JAKARTA - Bitcoin sempat mencapai 93.265 dolar AS (Rp1,48 miliar) pada Kamis, 14 November 2024 pagi, sebelum akhirnya kembali melemah di bawah 88.000 dolar AS (Rp1,39 miliar).
Menurut Trader Tokocrypto, Fyqieh Fachrur, peningkatan inflasi AS biasanya mendorong investor untuk beralih ke aset yang dipandang sebagai lindung nilai terhadap inflasi, seperti obligasi dan dolar AS (DXY) dibanding aset kripto, seperti Bitcoin.
Namun demikian, di tengah data inflasi yang lebih tinggi dari perkiraan, Fyqieh memperkirakan Bitcoin dapat mencapai 100.000 dolar AS atau sekitar Rp1,58 miliar dalam waktu dekat.
Karena menurutnya secara teknis, saat ini Bitcoin sedang berada di dalam tren bullish yang sangat kuat. Sehingga, potensi harganya akan semakin naik merupakan peluang besar.

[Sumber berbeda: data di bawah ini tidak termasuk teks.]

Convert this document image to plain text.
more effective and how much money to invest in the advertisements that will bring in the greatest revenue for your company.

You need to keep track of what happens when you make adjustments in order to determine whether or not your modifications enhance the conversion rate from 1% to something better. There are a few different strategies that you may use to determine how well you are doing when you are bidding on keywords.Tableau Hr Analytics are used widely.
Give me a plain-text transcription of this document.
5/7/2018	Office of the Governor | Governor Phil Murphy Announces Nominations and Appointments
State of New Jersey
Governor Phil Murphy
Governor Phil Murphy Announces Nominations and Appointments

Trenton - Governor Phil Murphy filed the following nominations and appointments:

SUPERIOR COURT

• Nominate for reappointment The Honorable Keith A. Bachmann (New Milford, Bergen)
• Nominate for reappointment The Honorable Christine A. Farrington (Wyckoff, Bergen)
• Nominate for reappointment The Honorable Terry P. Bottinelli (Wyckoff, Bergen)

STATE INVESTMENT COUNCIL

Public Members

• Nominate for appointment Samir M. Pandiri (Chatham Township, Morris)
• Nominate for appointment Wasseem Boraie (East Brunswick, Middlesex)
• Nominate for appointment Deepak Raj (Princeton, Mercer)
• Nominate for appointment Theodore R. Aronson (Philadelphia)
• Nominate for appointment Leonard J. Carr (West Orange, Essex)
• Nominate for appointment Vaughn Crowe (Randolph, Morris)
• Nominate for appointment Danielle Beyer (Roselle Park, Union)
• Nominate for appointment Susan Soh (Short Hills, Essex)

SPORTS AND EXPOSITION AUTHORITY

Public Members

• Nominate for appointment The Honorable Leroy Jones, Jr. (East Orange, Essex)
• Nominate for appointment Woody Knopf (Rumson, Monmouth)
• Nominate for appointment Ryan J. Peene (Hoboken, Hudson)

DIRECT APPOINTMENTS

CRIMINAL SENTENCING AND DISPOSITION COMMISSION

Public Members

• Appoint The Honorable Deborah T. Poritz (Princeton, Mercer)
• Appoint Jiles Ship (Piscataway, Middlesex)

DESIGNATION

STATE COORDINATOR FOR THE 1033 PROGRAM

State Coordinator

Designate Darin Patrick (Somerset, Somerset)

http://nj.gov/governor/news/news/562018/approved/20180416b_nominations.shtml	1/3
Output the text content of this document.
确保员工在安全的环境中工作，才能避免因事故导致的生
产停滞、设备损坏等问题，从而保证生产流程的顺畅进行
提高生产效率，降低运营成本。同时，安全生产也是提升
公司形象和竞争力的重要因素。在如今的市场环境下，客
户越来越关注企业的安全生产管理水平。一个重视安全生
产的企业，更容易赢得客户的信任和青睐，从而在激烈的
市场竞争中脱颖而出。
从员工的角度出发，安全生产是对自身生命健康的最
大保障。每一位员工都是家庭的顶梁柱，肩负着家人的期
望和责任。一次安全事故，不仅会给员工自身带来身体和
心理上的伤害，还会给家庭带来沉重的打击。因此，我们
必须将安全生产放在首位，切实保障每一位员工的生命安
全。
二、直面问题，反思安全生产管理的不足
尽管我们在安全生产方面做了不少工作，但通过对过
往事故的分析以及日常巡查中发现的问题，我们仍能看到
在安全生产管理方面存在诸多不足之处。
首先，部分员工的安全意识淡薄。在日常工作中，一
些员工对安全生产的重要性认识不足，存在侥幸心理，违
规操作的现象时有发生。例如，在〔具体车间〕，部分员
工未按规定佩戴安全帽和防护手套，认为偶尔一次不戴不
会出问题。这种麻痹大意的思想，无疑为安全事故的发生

"Kami melihat ada potensi koreksi harga jangka pendek, namun hal ini dapat membuka peluang bagi investor untuk masuk sebelum reli besar berikutnya. Level 100.000 dolar AS kini menjadi target psikologis bagi banyak trader," tambah Fyqieh.
Selain itu, metrik on-chain menunjukkan peningkatan bullish pada Bitcoin, dengan open interest (OI) BTC yang naik 5,6% dalam 24 jam terakhir.
"Peningkatan ini menunjukkan partisipasi aktif dari para pedagang, yang menguatkan optimisme pasar," jelas Fyqieh.
SEE ALSO:
Tidak hanya itu, rasio panjang/pendek Bitcoin yang berada di angka 1,02 juga mencerminkan sentimen positif di kalangan pedagang. Fyqieh memperingatkan bahwa kebijakan agresif The Fed dapat menambah volatilitas di pasar kripto.
Menurutnya, data harga produsen AS dan klaim pengangguran yang akan dirilis dalam waktu dekat dapat memengaruhi permintaan untuk Bitcoin dan ETH BTC spot di AS.
“Jika harga produsen AS lebih rendah dari perkiraan, investor mungkin semakin optimistis pada potensi pemangkasan suku bunga The Fed pada bulan Desember, yang berpotensi mendorong BTC menuju 100.000 dolar AS. Sebaliknya, jika angkanya lebih tinggi dari perkiraan, ini dapat memicu aksi ambil untung,” tutup Fyqieh.